8. The two grounds raised by the assessee in its appeal are similar to those for assessment year 2000-2001 but for change in the amount of Rs. 2,03,34,257 being the interest disallowed u/s 40(a)(i) and also charged to tax under Article 11 of the DTAA. Both the sides are in agreement that the facts and circumstances of the instant year are mutatis mutandis similar to those of the preceding year. Following the view taken hereinabove we decide both the grounds in assessee’s favour.

9. First ground of the Revenue’s appeal is admittedly similar to ground no. 1 for assessment year 2000-2001. Following the view taken hereinabove for the said earlier year, we decide this issue in favour of the assessee.

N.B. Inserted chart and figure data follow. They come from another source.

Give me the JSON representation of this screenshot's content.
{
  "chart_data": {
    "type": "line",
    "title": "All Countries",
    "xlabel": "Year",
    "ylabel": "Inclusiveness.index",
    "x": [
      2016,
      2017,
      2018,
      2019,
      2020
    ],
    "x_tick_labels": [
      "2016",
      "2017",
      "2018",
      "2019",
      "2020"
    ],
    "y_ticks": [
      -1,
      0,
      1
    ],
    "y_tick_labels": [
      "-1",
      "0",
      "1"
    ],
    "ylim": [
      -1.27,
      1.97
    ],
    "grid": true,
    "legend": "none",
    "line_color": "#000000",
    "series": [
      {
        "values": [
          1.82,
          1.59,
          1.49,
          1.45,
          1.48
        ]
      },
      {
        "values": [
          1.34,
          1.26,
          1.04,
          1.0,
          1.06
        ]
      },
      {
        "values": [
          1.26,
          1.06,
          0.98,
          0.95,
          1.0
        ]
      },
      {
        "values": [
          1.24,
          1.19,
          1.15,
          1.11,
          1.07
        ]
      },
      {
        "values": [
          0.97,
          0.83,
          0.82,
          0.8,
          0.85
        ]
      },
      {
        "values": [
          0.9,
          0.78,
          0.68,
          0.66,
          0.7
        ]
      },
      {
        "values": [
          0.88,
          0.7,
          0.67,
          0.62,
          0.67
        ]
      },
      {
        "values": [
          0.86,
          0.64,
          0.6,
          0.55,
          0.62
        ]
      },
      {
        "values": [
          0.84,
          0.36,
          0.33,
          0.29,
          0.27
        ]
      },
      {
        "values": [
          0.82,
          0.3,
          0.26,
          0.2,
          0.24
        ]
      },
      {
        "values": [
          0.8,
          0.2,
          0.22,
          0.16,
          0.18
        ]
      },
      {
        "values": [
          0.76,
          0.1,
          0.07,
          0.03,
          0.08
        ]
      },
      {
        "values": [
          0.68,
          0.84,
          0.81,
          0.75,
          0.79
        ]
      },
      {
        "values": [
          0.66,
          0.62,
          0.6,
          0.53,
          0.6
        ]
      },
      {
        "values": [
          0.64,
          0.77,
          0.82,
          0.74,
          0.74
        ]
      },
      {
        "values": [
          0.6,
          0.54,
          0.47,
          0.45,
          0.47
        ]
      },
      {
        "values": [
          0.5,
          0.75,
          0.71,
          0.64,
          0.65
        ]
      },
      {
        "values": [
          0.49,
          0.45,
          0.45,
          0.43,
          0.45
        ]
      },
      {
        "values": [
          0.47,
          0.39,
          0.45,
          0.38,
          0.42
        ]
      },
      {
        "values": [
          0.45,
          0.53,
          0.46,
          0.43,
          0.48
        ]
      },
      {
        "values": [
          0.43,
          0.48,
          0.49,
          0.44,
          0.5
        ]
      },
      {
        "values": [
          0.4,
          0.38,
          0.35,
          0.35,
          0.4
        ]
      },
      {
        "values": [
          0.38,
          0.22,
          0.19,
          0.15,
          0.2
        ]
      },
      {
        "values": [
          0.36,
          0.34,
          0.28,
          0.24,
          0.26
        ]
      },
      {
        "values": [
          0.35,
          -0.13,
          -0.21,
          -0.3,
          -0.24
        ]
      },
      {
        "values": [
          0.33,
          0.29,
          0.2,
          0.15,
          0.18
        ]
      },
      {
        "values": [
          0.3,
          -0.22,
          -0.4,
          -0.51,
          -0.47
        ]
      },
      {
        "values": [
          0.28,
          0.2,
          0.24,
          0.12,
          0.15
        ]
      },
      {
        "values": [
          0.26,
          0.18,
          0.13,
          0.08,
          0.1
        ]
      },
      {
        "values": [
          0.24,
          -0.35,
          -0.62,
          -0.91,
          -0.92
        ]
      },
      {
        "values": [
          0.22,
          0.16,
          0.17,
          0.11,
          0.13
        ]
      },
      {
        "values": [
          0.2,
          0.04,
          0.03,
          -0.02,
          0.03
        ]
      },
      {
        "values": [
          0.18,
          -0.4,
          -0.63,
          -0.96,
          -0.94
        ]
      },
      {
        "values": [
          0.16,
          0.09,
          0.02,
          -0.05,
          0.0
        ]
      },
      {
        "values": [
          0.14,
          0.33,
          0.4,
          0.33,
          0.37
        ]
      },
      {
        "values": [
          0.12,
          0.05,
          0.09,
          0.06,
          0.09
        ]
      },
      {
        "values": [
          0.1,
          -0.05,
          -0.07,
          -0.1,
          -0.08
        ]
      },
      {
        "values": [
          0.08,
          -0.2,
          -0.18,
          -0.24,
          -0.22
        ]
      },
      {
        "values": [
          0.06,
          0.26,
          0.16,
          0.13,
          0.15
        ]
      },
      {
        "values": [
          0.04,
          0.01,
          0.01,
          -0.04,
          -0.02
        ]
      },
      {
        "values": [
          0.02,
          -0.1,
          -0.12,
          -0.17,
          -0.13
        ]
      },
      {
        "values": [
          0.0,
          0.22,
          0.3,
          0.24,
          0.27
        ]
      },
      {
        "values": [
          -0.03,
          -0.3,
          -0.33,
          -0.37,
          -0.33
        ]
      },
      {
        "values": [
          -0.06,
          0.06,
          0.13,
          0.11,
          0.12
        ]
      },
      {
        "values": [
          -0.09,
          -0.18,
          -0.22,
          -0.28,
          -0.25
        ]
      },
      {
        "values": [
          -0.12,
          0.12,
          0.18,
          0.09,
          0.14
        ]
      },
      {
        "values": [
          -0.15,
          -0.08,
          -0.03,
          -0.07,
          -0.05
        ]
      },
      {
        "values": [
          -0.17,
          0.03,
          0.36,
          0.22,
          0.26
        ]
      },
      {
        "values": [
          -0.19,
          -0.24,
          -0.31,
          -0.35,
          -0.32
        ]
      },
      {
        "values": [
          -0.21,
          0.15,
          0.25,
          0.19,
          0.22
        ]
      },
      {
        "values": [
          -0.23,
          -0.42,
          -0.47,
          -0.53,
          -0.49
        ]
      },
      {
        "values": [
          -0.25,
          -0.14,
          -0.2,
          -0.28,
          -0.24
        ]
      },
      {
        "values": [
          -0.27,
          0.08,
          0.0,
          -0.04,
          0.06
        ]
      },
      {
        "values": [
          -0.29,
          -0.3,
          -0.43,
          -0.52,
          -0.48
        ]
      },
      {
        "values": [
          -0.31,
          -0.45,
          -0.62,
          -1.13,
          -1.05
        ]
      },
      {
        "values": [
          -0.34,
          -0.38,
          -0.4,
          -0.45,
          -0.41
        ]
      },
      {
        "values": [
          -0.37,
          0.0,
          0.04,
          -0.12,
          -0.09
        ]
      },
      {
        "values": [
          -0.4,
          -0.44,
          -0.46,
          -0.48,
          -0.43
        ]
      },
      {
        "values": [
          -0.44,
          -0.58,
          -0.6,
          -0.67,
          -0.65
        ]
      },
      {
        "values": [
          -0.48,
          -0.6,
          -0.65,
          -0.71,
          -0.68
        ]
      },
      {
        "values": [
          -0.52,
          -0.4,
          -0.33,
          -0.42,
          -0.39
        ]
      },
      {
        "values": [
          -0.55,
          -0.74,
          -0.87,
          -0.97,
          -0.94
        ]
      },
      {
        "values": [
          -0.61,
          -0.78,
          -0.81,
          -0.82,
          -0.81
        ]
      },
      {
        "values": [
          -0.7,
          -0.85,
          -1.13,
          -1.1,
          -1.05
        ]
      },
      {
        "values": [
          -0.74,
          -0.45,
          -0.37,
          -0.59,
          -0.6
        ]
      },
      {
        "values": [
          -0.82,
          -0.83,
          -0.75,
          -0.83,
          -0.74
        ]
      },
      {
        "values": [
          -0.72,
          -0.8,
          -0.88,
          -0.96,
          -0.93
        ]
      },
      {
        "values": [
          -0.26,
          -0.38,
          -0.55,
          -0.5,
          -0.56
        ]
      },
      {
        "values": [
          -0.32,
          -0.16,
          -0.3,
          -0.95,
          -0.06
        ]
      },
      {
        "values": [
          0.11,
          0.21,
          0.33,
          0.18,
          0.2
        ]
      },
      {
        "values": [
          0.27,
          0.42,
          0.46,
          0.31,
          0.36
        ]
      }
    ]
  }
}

10. Second ground is also similar to that for assessment year 2000-2001, which has been decided by us in favour of the Revenue. In this year, there is one new dimension. The assessee offered some part of the advisory fee received in earlier year for taxation in the current year, which was treated as deferred income in the said earlier year. It is quite obvious that with our reversing the order of the CIT(A) and restoring the action of the AO in bringing the entire amount to tax in the preceding year, the amount already voluntarily offered by the assessee for taxation in the current year, on the strength of its treatment as deferred income in earlier year, cannot be taxed once again. It is observed from the impugned order that the assessee claimed before the ld. CIT(A) that a sum of Rs. 24.36 lakh represents the amount of advisory fee offered for tax in the current year which the AO had charged to tax in assessment year 2000-2001. In principle we agree that if the entire amount has been taxed in a year, then no part of the same can be charged to tax in the subsequent year. As the necessary facts in this regard are not available on record, we set aside the impugned order on this issue and remit the matter to the file of A.O. for examining as to whether the amount of Rs. 24.36 lakh taxed in the current year is part of the amount of advisory fee taxed in assessment year 2000-2001. If this amount is part of total amount taxed in the preceding year, then the same cannot be charged to tax once again. This ground is, therefore, partly allowed for statistical purposes.

11. In the result, the appeal of the assessee is allowed and that of the Revenue is partly allowed for statistical purposes.